Monday, February 07, 2005

Notes from Rigging Hell

Some things I learned this week against my will:

1) You can never over-estimate the time you think rigging will take, even if you're really good at it, even if you enjoy it, even if you've rigged a bunch of characters before. It doesn't matter. It always, always, always takes longer.

2) Many talented riggers out there post tutorials and provide insightful comments. They are not always right.

3) Sometimes the thing you think was broken is actually fine -- but something else is broken, and it's something you'll never suspect.

4) Putting extra joints into your rig to improve deformations -- good. Maya's handling of rotate orders once you start doing that -- bad!

At some point I'm going to have to drop a thank-you e-mail to Dave Walden, a rigger at Blue Sky who I have not yet met or ever communicated with, but whose skinning tools and posts on CG talk have helped out a ton this week -- as well as his awesome character demo on his website that inspired me to put squashy eyes back onto my list of must-haves.

Meanwhile, I am definitely off-schedule, and have been working 16-20 hour days to rectify the situation. I'm hoping to be caught up by next week -- just in time for my FIRST PANEL REVIEW.

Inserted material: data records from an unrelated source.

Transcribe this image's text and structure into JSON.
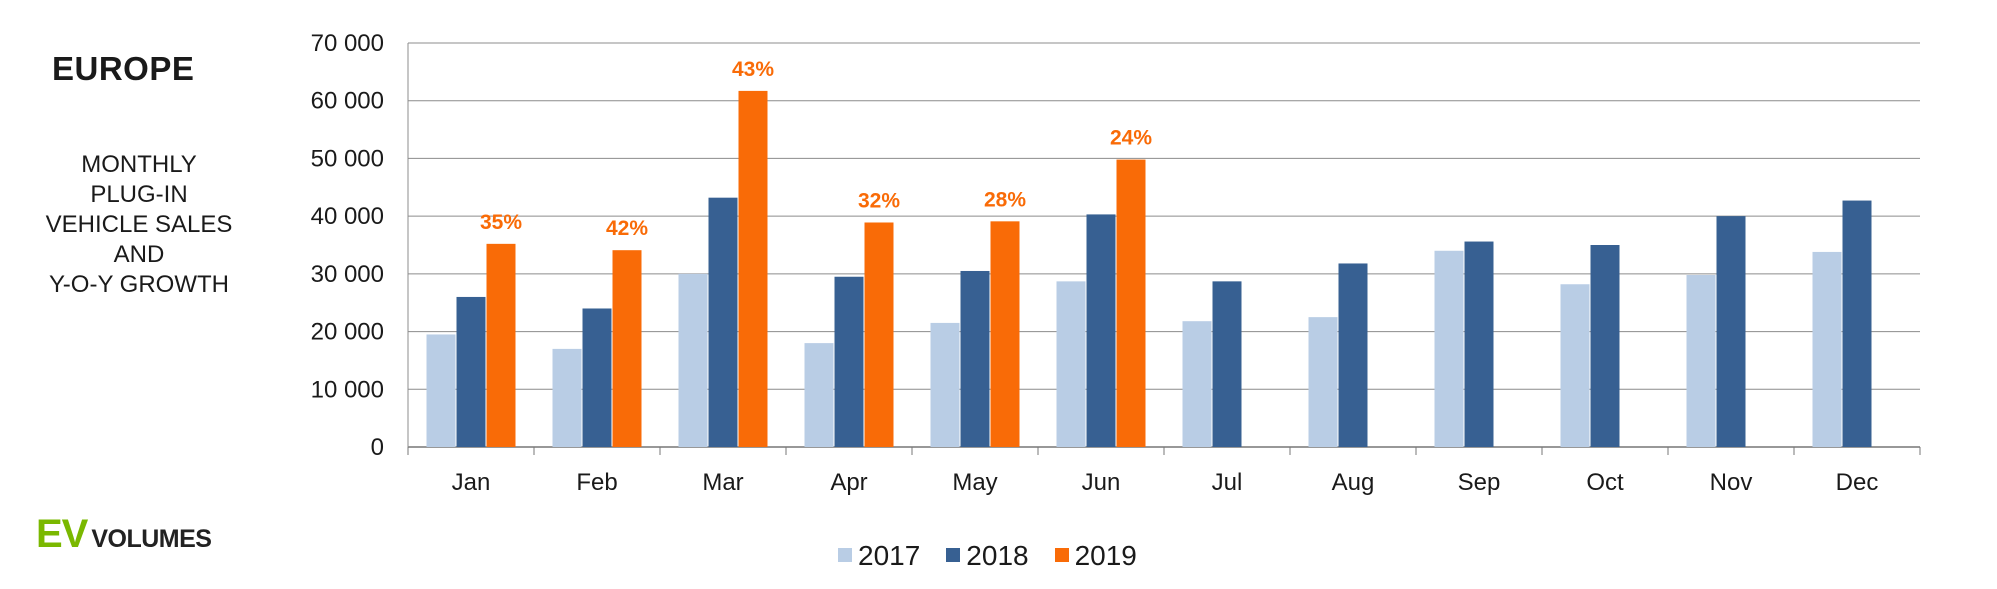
{
  "header": {
    "title": "EUROPE",
    "subtitle_lines": [
      "MONTHLY",
      "PLUG-IN",
      "VEHICLE SALES",
      "AND",
      "Y-O-Y GROWTH"
    ]
  },
  "logo": {
    "ev": "EV",
    "volumes": "VOLUMES"
  },
  "chart_data": {
    "type": "bar",
    "categories": [
      "Jan",
      "Feb",
      "Mar",
      "Apr",
      "May",
      "Jun",
      "Jul",
      "Aug",
      "Sep",
      "Oct",
      "Nov",
      "Dec"
    ],
    "series": [
      {
        "name": "2017",
        "color": "#b9cde5",
        "values": [
          19500,
          17000,
          30000,
          18000,
          21500,
          28700,
          21800,
          22500,
          34000,
          28200,
          29800,
          33800
        ]
      },
      {
        "name": "2018",
        "color": "#376092",
        "values": [
          26000,
          24000,
          43200,
          29500,
          30500,
          40300,
          28700,
          31800,
          35600,
          35000,
          40000,
          42700
        ]
      },
      {
        "name": "2019",
        "color": "#f96b07",
        "values": [
          35200,
          34100,
          61700,
          38900,
          39100,
          49800,
          null,
          null,
          null,
          null,
          null,
          null
        ]
      }
    ],
    "data_labels": {
      "series": "2019",
      "color": "#f96b07",
      "values": [
        "35%",
        "42%",
        "43%",
        "32%",
        "28%",
        "24%",
        null,
        null,
        null,
        null,
        null,
        null
      ]
    },
    "yticks": [
      "0",
      "10 000",
      "20 000",
      "30 000",
      "40 000",
      "50 000",
      "60 000",
      "70 000"
    ],
    "ylim": [
      0,
      70000
    ],
    "grid": true,
    "legend_position": "bottom"
  }
}
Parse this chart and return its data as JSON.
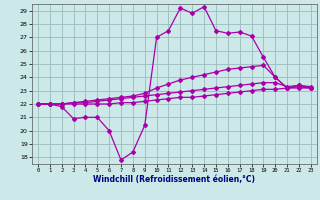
{
  "x": [
    0,
    1,
    2,
    3,
    4,
    5,
    6,
    7,
    8,
    9,
    10,
    11,
    12,
    13,
    14,
    15,
    16,
    17,
    18,
    19,
    20,
    21,
    22,
    23
  ],
  "line1": [
    22.0,
    22.0,
    21.8,
    20.9,
    21.0,
    21.0,
    20.0,
    17.8,
    18.4,
    20.4,
    27.0,
    27.5,
    29.2,
    28.8,
    29.3,
    27.5,
    27.3,
    27.4,
    27.1,
    25.5,
    24.0,
    23.2,
    23.4,
    23.2
  ],
  "line2": [
    22.0,
    22.0,
    22.0,
    22.1,
    22.2,
    22.3,
    22.4,
    22.5,
    22.6,
    22.8,
    23.2,
    23.5,
    23.8,
    24.0,
    24.2,
    24.4,
    24.6,
    24.7,
    24.8,
    24.9,
    24.0,
    23.2,
    23.3,
    23.2
  ],
  "line3": [
    22.0,
    22.0,
    22.0,
    22.1,
    22.1,
    22.2,
    22.3,
    22.4,
    22.5,
    22.6,
    22.7,
    22.8,
    22.9,
    23.0,
    23.1,
    23.2,
    23.3,
    23.4,
    23.5,
    23.6,
    23.6,
    23.3,
    23.4,
    23.3
  ],
  "line4": [
    22.0,
    22.0,
    22.0,
    22.0,
    22.0,
    22.0,
    22.0,
    22.1,
    22.1,
    22.2,
    22.3,
    22.4,
    22.5,
    22.5,
    22.6,
    22.7,
    22.8,
    22.9,
    23.0,
    23.1,
    23.1,
    23.2,
    23.2,
    23.2
  ],
  "color": "#aa00aa",
  "bg_color": "#cce8e8",
  "grid_color": "#99bbbb",
  "ylim": [
    17.5,
    29.5
  ],
  "yticks": [
    18,
    19,
    20,
    21,
    22,
    23,
    24,
    25,
    26,
    27,
    28,
    29
  ],
  "xticks": [
    0,
    1,
    2,
    3,
    4,
    5,
    6,
    7,
    8,
    9,
    10,
    11,
    12,
    13,
    14,
    15,
    16,
    17,
    18,
    19,
    20,
    21,
    22,
    23
  ],
  "xlabel": "Windchill (Refroidissement éolien,°C)",
  "marker": "D"
}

Also, while I'm on the rigging topic, a technical note for myself -- I noticed Maya wasn't updating its nodes properly and was screwing up the rotations in my characters wrists. The symptoms were the wrist not updating its position from the control skeleton when rotation values were being typed into the channel box -- but using the rotate controller or flipping IK/FK would force it to re-evaluate. I solved this by deleting the direct connection between the control wrist and the skinning wrist, and constraining it with an Orient Constraint instead. This forces the wrist to maintain the appropriate position. Remember this in case the same thing starts happening to the other arm joints.